Variable Selection and Grouping for Large-scale Data-driven Modelling


  • Esko K. Juuso



variable selection and grouping, data analysis, intelligent methods, data-driven modelling


For large-scale systems, the number of possible variable combinations becomes very large. Variable grouping means finding feasible groups of variables for modelling. Systems can be divided into subsystems but even then the number of available variables is often impractically high to be used with the data-based methods. Interactive variable selection and grouping by comparing the performance of the model alternatives is a good solution if there are not too many variables. This paper describes possibilities of variable selection in large-scale industrial systems.
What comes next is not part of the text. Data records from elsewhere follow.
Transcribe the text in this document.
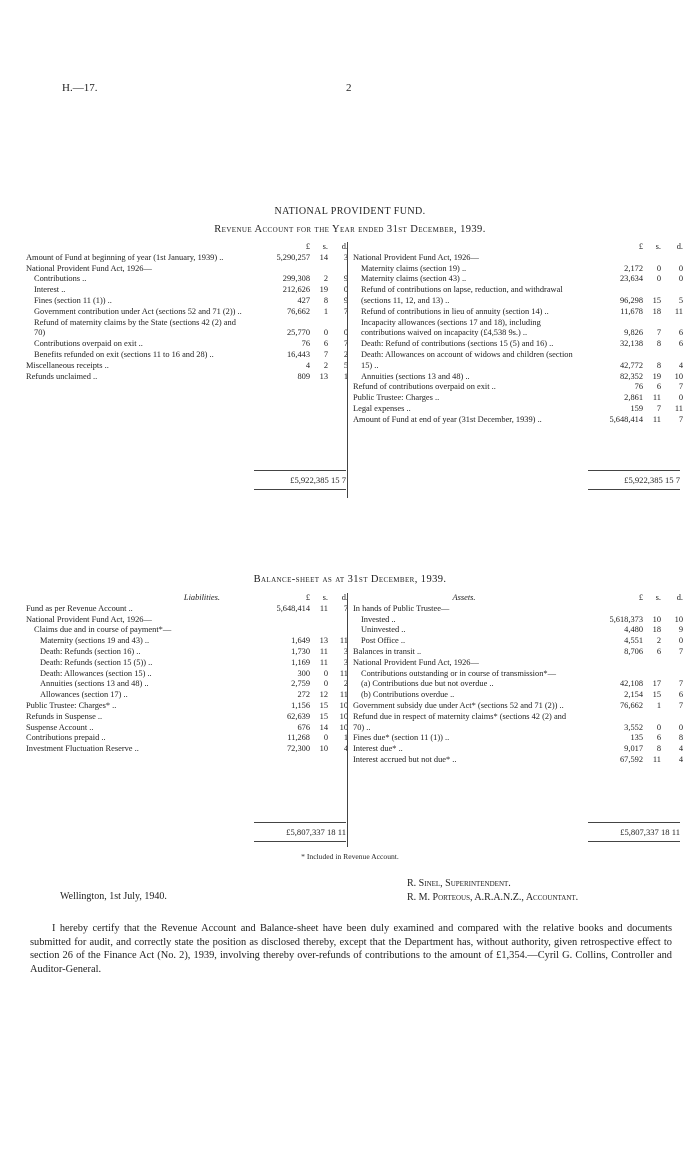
H.—17.	2
NATIONAL PROVIDENT FUND.
Revenue Account for the Year ended 31st December, 1939.
	£	s.	d.
Amount of Fund at beginning of year (1st January, 1939) ..	5,290,257	14	3
National Provident Fund Act, 1926—			
Contributions ..	299,308	2	9
Interest ..	212,626	19	0
Fines (section 11 (1)) ..	427	8	9
Government contribution under Act (sections 52 and 71 (2)) ..	76,662	1	7
Refund of maternity claims by the State (sections 42 (2) and 70)	25,770	0	0
Contributions overpaid on exit ..	76	6	7
Benefits refunded on exit (sections 11 to 16 and 28) ..	16,443	7	2
Miscellaneous receipts ..	4	2	5
Refunds unclaimed ..	809	13	1
	£	s.	d.
National Provident Fund Act, 1926—			
Maternity claims (section 19) ..	2,172	0	0
Maternity claims (section 43) ..	23,634	0	0
Refund of contributions on lapse, reduction, and withdrawal (sections 11, 12, and 13) ..	96,298	15	5
Refund of contributions in lieu of annuity (section 14) ..	11,678	18	11
Incapacity allowances (sections 17 and 18), including contributions waived on incapacity (£4,538 9s.) ..	9,826	7	6
Death: Refund of contributions (sections 15 (5) and 16) ..	32,138	8	6
Death: Allowances on account of widows and children (section 15) ..	42,772	8	4
Annuities (sections 13 and 48) ..	82,352	19	10
Refund of contributions overpaid on exit ..	76	6	7
Public Trustee: Charges ..	2,861	11	0
Legal expenses ..	159	7	11
Amount of Fund at end of year (31st December, 1939) ..	5,648,414	11	7
£5,922,385 15 7	£5,922,385 15 7
Balance-sheet as at 31st December, 1939.
Liabilities.	£	s.	d.
Fund as per Revenue Account ..	5,648,414	11	7
National Provident Fund Act, 1926—			
Claims due and in course of payment*—			
Maternity (sections 19 and 43) ..	1,649	13	11
Death: Refunds (section 16) ..	1,730	11	3
Death: Refunds (section 15 (5)) ..	1,169	11	3
Death: Allowances (section 15) ..	300	0	11
Annuities (sections 13 and 48) ..	2,759	0	2
Allowances (section 17) ..	272	12	11
Public Trustee: Charges* ..	1,156	15	10
Refunds in Suspense ..	62,639	15	10
Suspense Account ..	676	14	10
Contributions prepaid ..	11,268	0	1
Investment Fluctuation Reserve ..	72,300	10	4
Assets.	£	s.	d.
In hands of Public Trustee—			
Invested ..	5,618,373	10	10
Uninvested ..	4,480	18	9
Post Office ..	4,551	2	0
Balances in transit ..	8,706	6	7
National Provident Fund Act, 1926—			
Contributions outstanding or in course of transmission*—			
(a) Contributions due but not overdue ..	42,108	17	7
(b) Contributions overdue ..	2,154	15	6
Government subsidy due under Act* (sections 52 and 71 (2)) ..	76,662	1	7
Refund due in respect of maternity claims* (sections 42 (2) and 70) ..	3,552	0	0
Fines due* (section 11 (1)) ..	135	6	8
Interest due* ..	9,017	8	4
Interest accrued but not due* ..	67,592	11	4
£5,807,337 18 11	£5,807,337 18 11
* Included in Revenue Account.
R. Sinel, Superintendent.
Wellington, 1st July, 1940.	R. M. Porteous, A.R.A.N.Z., Accountant.
I hereby certify that the Revenue Account and Balance-sheet have been duly examined and compared with the relative books and documents submitted for audit, and correctly state the position as disclosed thereby, except that the Department has, without authority, given retrospective effect to section 26 of the Finance Act (No. 2), 1939, involving thereby over-refunds of contributions to the amount of £1,354.—Cyril G. Collins, Controller and Auditor-General.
It classifies the variable selection and grouping into four categories: knowledge-based grouping, grouping with data analysis, decomposition, and model-based grouping and selection. The data analysis part consists of correlation analysis and handling of high dimension data with principal components. These originally linear methodologies were extended to nonlinear systems by using the nonlinear scaling approach. Decomposition can be realised with various clustering methods or learning with case-based reasoning. The multimodel systems are handled with fuzzy set systems. Numerous studies based on linear multivariate statistical modelling have been reported in literature. The methodologies approaches have been tested in several applications: bioprocesses, continuous brewing, condition monitoring, web break sensitivity analysis and wastewater treatment. Industrial process data, a pilot system and a test rig were used in the analysis. Uncertainty handling is a part of the analysis method: uncertainty is represented with the degrees of membership.